La Lega di Catalogna e il messaggio alla Reggente
Venne fondata una nuova organizzazione, la Lega di Catalogna (1887), con un programma più conservatore rispetto a quello di Almirall, per sintonizzarsi meglio con una classe media sempre più insoddisfatta delle dinastie politiche.
Il conservatorismo catalano
Catalanismo tradizionalista
Durante l'attuazione dello Stato liberale, la maggior parte del clero in Spagna e in Catalogna aveva sostenuto il carlismo, adottando posizioni fondamentaliste e antiliberali.
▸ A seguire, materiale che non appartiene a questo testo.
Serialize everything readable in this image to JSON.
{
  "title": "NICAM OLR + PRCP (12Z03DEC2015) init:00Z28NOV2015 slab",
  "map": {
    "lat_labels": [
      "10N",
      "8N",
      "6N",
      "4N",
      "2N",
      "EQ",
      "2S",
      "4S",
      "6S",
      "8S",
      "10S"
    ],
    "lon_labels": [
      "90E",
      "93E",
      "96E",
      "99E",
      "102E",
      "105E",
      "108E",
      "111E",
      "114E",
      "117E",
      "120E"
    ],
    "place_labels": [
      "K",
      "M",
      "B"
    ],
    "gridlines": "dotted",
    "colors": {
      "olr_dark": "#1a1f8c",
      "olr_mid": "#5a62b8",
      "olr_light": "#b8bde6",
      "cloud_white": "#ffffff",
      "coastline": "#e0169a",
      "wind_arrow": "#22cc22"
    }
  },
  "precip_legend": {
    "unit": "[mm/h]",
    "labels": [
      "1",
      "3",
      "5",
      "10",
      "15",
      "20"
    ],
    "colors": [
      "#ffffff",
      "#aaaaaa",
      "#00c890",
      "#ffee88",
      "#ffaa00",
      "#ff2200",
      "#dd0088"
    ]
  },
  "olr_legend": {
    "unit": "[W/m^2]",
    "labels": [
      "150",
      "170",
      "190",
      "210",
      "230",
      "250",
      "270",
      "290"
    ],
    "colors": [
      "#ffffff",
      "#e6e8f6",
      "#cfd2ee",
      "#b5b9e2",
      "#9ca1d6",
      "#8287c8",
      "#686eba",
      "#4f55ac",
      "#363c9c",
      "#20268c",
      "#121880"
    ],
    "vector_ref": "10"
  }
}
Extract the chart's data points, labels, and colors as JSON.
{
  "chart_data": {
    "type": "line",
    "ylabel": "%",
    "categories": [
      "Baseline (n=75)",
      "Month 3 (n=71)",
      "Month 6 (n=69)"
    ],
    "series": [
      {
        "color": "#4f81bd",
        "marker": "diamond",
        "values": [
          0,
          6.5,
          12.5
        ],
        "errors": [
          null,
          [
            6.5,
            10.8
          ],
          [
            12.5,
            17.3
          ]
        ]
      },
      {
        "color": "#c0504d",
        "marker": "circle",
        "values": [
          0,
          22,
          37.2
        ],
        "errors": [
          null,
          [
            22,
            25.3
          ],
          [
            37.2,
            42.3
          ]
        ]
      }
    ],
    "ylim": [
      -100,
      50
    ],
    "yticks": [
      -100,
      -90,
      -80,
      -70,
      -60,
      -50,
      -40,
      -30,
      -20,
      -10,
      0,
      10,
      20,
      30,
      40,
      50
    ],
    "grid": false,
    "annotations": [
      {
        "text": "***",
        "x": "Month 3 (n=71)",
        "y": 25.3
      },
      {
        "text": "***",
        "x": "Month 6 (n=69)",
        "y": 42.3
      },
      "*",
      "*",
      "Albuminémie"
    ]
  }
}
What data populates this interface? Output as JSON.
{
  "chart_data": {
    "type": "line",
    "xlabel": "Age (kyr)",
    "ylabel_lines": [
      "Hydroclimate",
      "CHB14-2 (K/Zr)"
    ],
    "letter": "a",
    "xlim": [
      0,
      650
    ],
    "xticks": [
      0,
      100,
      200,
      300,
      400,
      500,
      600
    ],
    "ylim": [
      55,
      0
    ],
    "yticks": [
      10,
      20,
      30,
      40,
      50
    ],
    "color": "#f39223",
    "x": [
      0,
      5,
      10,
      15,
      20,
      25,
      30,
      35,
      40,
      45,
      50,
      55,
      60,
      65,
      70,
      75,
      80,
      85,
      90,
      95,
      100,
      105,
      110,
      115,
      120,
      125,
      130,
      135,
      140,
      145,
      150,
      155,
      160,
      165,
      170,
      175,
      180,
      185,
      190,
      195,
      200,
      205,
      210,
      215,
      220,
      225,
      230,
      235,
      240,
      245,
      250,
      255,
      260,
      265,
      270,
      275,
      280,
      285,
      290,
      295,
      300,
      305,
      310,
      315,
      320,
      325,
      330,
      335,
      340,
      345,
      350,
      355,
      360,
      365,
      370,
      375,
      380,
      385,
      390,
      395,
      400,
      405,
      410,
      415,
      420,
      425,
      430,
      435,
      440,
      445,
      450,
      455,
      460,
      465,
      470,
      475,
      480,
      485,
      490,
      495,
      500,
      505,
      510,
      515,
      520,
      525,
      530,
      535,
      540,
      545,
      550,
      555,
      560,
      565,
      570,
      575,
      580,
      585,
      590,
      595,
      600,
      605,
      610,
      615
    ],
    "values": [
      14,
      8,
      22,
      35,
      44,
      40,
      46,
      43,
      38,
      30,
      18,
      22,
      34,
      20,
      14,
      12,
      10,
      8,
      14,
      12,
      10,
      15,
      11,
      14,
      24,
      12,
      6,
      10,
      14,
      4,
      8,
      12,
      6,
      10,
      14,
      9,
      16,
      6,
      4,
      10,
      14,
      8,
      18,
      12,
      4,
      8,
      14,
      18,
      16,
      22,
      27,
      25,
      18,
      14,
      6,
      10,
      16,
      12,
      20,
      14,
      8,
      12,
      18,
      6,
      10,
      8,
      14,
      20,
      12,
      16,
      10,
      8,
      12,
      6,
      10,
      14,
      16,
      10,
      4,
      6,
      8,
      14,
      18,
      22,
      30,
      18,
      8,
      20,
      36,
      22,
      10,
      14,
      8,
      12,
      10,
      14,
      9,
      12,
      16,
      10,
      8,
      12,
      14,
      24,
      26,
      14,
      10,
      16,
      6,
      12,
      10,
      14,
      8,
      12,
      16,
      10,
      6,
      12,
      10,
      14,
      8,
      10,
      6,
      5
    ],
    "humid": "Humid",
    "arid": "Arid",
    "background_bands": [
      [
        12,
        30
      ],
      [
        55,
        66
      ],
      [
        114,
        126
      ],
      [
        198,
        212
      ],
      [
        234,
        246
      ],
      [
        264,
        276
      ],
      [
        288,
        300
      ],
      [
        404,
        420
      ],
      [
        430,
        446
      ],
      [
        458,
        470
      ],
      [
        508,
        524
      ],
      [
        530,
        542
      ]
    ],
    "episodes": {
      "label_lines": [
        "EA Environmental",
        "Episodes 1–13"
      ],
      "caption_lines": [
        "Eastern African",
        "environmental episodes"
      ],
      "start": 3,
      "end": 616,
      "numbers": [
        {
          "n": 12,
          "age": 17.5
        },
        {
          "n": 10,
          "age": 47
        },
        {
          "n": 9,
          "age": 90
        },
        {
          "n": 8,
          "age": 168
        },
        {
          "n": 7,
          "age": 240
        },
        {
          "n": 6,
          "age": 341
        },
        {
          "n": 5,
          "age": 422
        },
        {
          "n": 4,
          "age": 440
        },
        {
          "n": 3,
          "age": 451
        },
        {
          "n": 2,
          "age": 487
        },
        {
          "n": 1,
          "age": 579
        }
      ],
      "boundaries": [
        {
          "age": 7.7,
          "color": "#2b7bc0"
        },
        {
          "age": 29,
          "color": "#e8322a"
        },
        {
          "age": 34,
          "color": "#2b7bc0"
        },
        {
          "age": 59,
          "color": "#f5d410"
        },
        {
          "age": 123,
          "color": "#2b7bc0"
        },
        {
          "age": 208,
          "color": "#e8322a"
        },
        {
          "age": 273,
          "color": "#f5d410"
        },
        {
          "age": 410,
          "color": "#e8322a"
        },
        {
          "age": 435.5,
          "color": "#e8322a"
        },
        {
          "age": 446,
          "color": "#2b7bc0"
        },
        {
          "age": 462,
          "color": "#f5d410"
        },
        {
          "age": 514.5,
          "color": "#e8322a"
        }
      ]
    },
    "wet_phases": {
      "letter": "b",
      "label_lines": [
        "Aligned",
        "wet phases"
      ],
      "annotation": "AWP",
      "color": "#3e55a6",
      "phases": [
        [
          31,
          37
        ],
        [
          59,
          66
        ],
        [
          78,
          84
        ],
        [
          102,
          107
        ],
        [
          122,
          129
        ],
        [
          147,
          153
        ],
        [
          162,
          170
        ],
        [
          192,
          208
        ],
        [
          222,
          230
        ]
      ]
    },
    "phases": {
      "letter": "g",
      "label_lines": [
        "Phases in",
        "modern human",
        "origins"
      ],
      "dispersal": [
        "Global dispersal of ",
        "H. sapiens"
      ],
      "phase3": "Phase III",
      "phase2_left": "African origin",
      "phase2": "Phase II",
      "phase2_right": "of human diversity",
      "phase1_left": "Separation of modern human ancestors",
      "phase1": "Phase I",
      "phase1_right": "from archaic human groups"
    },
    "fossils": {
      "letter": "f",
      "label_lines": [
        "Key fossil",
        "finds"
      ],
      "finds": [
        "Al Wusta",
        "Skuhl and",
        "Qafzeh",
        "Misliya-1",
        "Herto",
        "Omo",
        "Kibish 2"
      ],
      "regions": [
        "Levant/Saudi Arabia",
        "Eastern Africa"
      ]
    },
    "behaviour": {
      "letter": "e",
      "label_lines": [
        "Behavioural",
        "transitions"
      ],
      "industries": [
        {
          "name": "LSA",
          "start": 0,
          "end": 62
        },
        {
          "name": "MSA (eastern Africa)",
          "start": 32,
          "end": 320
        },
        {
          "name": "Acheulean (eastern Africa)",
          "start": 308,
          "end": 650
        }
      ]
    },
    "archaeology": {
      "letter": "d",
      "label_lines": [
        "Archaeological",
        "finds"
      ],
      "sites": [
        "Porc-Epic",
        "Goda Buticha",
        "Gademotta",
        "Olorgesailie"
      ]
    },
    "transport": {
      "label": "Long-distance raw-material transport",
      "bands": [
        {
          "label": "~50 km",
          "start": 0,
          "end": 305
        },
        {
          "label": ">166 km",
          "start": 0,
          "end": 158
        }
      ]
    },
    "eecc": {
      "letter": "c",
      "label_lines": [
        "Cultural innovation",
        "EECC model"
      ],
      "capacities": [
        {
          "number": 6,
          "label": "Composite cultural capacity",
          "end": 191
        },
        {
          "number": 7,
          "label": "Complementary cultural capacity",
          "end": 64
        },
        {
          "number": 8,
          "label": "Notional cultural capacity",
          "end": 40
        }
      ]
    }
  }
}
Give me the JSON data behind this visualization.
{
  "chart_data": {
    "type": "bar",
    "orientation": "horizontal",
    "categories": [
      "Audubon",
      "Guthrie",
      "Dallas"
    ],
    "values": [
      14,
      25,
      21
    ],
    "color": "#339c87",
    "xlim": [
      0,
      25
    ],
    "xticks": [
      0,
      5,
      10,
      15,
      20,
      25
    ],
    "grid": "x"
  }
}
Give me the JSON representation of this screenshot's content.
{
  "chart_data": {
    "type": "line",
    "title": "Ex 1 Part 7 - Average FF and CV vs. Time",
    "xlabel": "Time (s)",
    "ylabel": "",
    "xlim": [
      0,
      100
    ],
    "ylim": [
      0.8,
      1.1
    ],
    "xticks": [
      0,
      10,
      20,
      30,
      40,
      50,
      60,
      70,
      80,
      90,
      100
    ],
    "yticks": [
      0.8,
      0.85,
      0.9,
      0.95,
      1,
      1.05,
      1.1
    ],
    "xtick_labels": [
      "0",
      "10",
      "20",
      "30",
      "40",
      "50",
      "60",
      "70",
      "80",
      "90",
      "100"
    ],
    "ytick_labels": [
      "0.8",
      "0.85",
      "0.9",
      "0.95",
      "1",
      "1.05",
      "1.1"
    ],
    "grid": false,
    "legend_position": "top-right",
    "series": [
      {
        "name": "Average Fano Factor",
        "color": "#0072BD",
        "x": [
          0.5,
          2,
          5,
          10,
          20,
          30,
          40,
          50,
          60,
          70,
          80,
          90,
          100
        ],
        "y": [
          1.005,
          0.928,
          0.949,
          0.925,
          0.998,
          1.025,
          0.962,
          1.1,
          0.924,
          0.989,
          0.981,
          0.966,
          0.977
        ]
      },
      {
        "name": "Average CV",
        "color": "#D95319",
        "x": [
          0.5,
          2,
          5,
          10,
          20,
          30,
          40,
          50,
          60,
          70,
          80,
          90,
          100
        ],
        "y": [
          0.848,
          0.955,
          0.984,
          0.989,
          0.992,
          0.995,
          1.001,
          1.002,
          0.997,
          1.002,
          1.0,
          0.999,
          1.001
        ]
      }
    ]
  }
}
Durante la Restaurazione, dopo che la Santa Sede rese pubblico il suo sostegno ad Alfonso XII, il clero abbandonò queste idee per uno spazio nel liberalismo più conservatore.
La formazione dell'Unione Catalanista
In seguito alla campagna contro il progetto di Codice Civile, emerse la necessità di organizzare meglio il movimento nazionalista catalano; la Lega propose quindi la creazione di una nuova entità per coordinare tutti i gruppi regionalisti.
La formazione della Lega Regionalista
L'impatto del '98 in Catalogna
La crisi del 1898 favorì il consolidamento di una nuova generazione di intellettuali e attivisti che sostenevano un nuovo programma politico e la creazione di un partito da presentare alle elezioni come strategia per l'accesso all'autonomia.
La fondazione della Lega Regionalista
Il successo elettorale della candidatura unica favorì la fusione di tutti i settori conservatori della Catalogna: la borghesia industriale, i proprietari terrieri urbani e rurali, i professionisti e i commercianti.
Nazionalismo e regionalismo in Spagna
Nazionalismo basco
Lo Statuto di autonomia che proteggeva le province basche dall'uniformità spagnola fu mantenuto fino al 1839, quando vennero abolite la maggior parte delle peculiarità di questi territori come punizione legale per il loro impegno nella rivolta carlista.
Il caso della Galizia
La società galiziana era prevalentemente rurale. L'emergere del nazionalismo galiziano fu molto più tardivo rispetto a quello in Catalogna e nei Paesi Baschi, sebbene la società galiziana fosse molto più omogenea e le tradizioni linguistiche e culturali fossero profondamente radicate all'interno della società contadina.